On Nov. 3, dozens of community partners and industry leaders joined hundreds of curious Alaskans at the Anchorage Museum for a unique First Friday event – “Anchorage’s Housing Future.”

The Live. Work. Play. Housing Area of Focus has been working for the past several years to increase visibility of the housing crunch in Anchorage, especially the so-called “missing middle” of smaller, mid-range homes that appeal to young professionals and seniors. The housing group hosted the First Friday event to discuss several of the new housing concepts that are in the works or part of a larger discussion about future residential development in Anchorage. These new housing concepts include microapartments (studio apartments less than 300 square feet), co-housing, higher-density housing in the urban core and Accessory Dwelling Units (ADUs), which are a specific focus of the LWP group, as the Anchorage Planning & Zoning Commission will be considering a revision to the municipal ordinance regulating the construction of what are often better known as “mother-in-law” apartments. The LWP Housing Area of Focus has been vital in bringing together advocates and delivering policy changes that will allow for new and innovative types of housing to be built in Anchorage.

At the November First Friday event, over 1,400 Anchorage residents came to learn more about these new types of housing for the city. Attendees were particularly engaged in the 3D microapartment modeling exercise, brought to life by artist Sheila Wyne, Cook Inlet Housing Authority, and many others in the local arts and housing community, which first debuted this summer at the Church of Love in Spenard. The full-scale 300-square-foot model apartment, complete with model furniture, was available for participants to design their own small studio apartment and get a first-hand experience for what living in that kind of space would be like.

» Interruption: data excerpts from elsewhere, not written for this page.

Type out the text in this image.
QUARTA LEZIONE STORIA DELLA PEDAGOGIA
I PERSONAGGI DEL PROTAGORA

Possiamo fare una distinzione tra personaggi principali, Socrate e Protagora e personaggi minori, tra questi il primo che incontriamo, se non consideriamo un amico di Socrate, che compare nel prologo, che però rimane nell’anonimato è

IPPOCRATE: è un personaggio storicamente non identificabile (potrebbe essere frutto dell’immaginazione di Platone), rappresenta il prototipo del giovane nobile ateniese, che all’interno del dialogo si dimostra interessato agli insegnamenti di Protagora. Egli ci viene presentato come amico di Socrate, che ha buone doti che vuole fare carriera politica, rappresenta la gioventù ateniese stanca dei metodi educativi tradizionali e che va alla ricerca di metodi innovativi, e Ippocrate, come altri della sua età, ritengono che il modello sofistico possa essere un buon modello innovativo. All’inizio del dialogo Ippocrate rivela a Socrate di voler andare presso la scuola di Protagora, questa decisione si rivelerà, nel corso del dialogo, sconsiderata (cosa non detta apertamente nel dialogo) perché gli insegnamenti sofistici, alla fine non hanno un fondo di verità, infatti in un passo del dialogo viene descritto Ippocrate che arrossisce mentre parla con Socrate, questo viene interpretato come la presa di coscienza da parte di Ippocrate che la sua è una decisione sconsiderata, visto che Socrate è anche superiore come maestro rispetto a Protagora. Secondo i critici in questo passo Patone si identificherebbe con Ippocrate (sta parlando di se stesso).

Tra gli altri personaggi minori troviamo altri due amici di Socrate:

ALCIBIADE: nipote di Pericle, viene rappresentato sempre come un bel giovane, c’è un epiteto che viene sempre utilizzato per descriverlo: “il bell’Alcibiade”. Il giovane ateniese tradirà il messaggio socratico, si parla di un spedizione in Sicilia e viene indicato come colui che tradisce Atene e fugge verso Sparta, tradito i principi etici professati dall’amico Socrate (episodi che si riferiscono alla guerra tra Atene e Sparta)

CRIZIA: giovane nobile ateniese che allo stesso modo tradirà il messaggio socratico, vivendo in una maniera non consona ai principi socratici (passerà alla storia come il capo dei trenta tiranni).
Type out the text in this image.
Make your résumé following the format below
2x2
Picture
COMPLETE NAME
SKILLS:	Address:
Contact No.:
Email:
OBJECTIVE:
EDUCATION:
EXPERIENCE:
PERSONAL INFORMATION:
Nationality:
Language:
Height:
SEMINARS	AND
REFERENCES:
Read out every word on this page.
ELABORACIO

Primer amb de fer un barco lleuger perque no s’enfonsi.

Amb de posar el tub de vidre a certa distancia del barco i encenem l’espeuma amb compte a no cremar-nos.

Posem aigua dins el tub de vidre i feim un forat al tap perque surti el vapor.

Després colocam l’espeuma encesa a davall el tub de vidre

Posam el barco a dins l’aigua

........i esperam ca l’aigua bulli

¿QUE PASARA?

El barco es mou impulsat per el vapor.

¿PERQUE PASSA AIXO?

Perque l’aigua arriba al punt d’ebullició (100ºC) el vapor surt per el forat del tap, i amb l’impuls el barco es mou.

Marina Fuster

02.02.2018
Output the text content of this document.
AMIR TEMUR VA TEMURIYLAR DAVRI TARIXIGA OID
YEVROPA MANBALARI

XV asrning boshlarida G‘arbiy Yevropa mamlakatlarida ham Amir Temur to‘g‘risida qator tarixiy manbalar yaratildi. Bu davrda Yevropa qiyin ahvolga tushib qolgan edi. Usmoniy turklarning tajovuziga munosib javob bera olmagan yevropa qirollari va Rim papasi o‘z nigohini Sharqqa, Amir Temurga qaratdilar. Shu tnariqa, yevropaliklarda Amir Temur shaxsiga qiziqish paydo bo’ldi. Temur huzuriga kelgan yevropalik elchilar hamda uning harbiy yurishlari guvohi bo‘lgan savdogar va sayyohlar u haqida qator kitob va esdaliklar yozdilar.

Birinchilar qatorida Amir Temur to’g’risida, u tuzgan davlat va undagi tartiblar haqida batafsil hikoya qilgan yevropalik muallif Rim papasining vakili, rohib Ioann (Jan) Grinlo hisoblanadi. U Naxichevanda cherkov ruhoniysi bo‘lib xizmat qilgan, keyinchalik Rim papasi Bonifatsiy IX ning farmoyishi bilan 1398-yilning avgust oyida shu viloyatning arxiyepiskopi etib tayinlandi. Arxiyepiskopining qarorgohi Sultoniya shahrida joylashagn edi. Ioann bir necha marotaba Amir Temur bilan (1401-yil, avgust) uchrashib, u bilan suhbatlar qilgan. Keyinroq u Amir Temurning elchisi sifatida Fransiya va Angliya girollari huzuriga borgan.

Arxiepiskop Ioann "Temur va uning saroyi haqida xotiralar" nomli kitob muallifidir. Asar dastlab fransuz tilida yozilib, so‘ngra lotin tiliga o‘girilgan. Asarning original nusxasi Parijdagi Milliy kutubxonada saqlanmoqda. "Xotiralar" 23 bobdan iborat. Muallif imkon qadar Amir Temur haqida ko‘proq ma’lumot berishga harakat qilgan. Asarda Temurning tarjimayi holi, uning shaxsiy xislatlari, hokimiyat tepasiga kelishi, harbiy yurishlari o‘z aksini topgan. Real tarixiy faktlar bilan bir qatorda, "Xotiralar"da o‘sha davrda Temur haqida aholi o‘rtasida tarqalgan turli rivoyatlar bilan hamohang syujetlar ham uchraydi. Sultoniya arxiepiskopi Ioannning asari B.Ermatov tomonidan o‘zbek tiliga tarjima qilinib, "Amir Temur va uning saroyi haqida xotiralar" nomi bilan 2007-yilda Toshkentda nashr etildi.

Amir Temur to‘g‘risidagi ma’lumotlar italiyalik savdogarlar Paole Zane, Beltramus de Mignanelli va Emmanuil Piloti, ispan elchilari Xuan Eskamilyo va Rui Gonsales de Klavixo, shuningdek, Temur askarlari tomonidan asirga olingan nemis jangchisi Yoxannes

Part of an ongoing conversation about affordable living in urban spaces, the exhibit was a collaborative effort by multiple community partners. Other elements of the First Friday were made possible through the efforts and support of organizations like Weidner Apartment Homes, Alaska Housing Finance Corporation, Irwin Development, The Petersen Group, Anchorage Community Development Authority, Agnew::Beck Consulting, CIHA and many others. Developers such as Irwin Development and The Petersen Group shared renderings and designs of new housing projects that will be developed over the next 24 months, in downtown Anchorage and the U-Med District. Together, these partners have helped bring needed attention to the obstacles facing new, private, small-scale housing developments in Anchorage.

The response from the Anchorage community shows how the issue of needed additional housing resonates with our friends and neighbors across the city. Addressing it will take a village.

The proposed revisions to the municipal ADU ordinance would allow subsidiary units (mother-in-law apartments) to be a maximum of 900 square feet, up from 700 square feet in the current ordinance. It would also allow for detached units on the same property as the primary residence, so long as the accessory unit matches the design standards of the original residence and the neighborhood. Increasing the number of ADUs in Anchorage would provide needed housing options for those young professionals, small families and seniors looking for a residential unit that is small and affordable but maintains a neighborhood feel, or allows them to live close to family. The Planning and Zoning Commission will be taking testimony on this proposed ordinance on Monday, Dec. 4, at 7 p.m.

To sponsors, volunteers, community partners and everyone else helping to bring awareness to this critical community issue: thank you.